Leeton is located in the country of the Wiradjuri nation, and many members of our community are Wiradjuri people.  Some of our people came originally from Narrandera and Darlington Point.  Our community also embraces many people who are descended from other language groups: Yota Yota people from the area closer to the Murray River; Ngiyampaa and Paakantji people from further north and west in NSW, and people descended from a number of other groups.  People came from all over, drawn by the opportunities to work and freedom from Aborigines Welfare Board officials.

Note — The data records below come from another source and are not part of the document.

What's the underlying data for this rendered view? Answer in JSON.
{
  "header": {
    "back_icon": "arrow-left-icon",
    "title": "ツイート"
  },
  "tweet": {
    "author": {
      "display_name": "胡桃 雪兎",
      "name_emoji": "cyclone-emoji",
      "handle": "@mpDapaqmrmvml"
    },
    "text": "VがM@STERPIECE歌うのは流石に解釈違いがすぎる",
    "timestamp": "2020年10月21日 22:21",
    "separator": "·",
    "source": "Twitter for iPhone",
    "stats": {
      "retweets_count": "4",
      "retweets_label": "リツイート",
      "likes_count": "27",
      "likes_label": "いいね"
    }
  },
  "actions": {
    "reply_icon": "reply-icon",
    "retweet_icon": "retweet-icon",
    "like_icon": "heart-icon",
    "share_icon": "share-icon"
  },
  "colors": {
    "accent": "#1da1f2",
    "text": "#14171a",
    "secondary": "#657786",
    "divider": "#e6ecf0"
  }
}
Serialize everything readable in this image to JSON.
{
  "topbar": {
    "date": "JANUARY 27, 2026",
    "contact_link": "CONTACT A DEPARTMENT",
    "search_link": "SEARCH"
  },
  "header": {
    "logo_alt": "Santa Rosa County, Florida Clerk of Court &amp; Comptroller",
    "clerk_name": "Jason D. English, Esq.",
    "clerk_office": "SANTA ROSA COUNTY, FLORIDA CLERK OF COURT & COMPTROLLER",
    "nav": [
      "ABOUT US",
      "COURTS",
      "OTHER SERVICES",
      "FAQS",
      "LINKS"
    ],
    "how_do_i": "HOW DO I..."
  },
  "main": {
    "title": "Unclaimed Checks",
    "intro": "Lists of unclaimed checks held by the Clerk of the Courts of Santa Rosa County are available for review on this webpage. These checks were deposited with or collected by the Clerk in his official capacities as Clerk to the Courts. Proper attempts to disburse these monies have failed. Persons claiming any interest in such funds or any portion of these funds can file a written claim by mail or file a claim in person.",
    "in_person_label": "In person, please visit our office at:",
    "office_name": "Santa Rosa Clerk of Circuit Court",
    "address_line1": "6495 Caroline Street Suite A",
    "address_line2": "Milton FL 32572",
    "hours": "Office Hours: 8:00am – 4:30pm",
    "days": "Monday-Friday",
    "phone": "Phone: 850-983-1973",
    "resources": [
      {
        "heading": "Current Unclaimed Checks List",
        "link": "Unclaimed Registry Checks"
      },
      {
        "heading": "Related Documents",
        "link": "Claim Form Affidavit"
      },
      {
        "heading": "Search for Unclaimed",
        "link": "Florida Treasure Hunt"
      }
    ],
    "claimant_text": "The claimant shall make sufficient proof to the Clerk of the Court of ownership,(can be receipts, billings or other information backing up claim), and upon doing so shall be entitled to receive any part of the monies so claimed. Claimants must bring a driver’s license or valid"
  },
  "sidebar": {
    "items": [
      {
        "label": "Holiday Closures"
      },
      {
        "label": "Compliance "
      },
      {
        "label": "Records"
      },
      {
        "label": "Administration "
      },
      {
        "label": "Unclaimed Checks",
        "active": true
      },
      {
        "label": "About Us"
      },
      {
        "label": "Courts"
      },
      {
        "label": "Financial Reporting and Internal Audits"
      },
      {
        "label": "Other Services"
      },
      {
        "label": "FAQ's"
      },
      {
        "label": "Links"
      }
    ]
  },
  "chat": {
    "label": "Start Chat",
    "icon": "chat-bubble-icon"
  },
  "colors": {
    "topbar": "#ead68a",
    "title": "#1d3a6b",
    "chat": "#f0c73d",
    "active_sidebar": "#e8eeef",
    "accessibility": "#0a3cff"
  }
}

During the late 1800’s, and after the largely successful efforts of Wiradjuri warriors to drive settlers from the Leeton – Narrandera area in the period 1838 to 1841, a large number of our people, although not all, were forcibly moved from our lands to Aboriginal Reserves and Mission Stations such as at Warangesda at Darlington Point, and Euabalong and elsewhere in NSW.  During this period, because of the suppression of traditional practices including the speaking of language by Mission managers, knowledge of our customs and ways was rapidly eroded.  The closure of these Reserves and Missions in the thirty year period to the mid 1950's saw our heritage further diminished as our people were dispersed across the State in a series of Government-inspired moves although a few of our people did return to the Koonadan area to continue the traditional ways to the extent possible, including living off the land, until pastoral and quarrying activities removed the native bush and destroyed the natural habitat for wildlife. The significance of Koonadan is described in §12.2.

In the mid-1900’s, work was plentiful and many Aboriginal people were drawn to Leeton with the prospect of a better life, certainly less oppressive than existed on the missions and reserves.  Employment at the canneries was readily available and workers set up home at Wattle Hill nearby.  By 1950, the settlement at Wattle Hill, which accommodated Aboriginal and non-Aboriginal people, had grown on Crown Land administered by the Water Conservation and Irrigation Commission to a large and dynamic community.  Opposition to the increased scale of camping arose to the point that the AWB disbanded the settlement and our people were dispersed throughout Leeton.  Homes were burnt or bulldozed.  The site was co-incidentally valuable building land which, Leeton Shire Council considered, if subdivided for development by the NSW Housing Commission and private interests would ease the shortage of homes in the area required for business employees relocated to drive the region’s growing economy.  Access to the Wattle Hill site also would conveniently overcome a planning predicament being encountered in 1965-1966 by the Shire Council in not being able to gain access to other potential sites without a protracted delay until a new planning scheme came into effect.  Council were very keen for Wattle Hill to become a showpiece residential development.

After the Aboriginal Land Rights Act came into operation in 1983, the Land Council was incorporated with the objective, in part, of re-establishing connection to and ownership of the Country taken from us.  Membership at the time numbered about forty from which group was drawn the first Executive of Lionel Higgins (Chairman), Karen Ingram (Secretary), and Dorothy Ingram (Treasurer).  Arthur Watts and Dennis Ingram were elected as the first representatives to the Regional Council.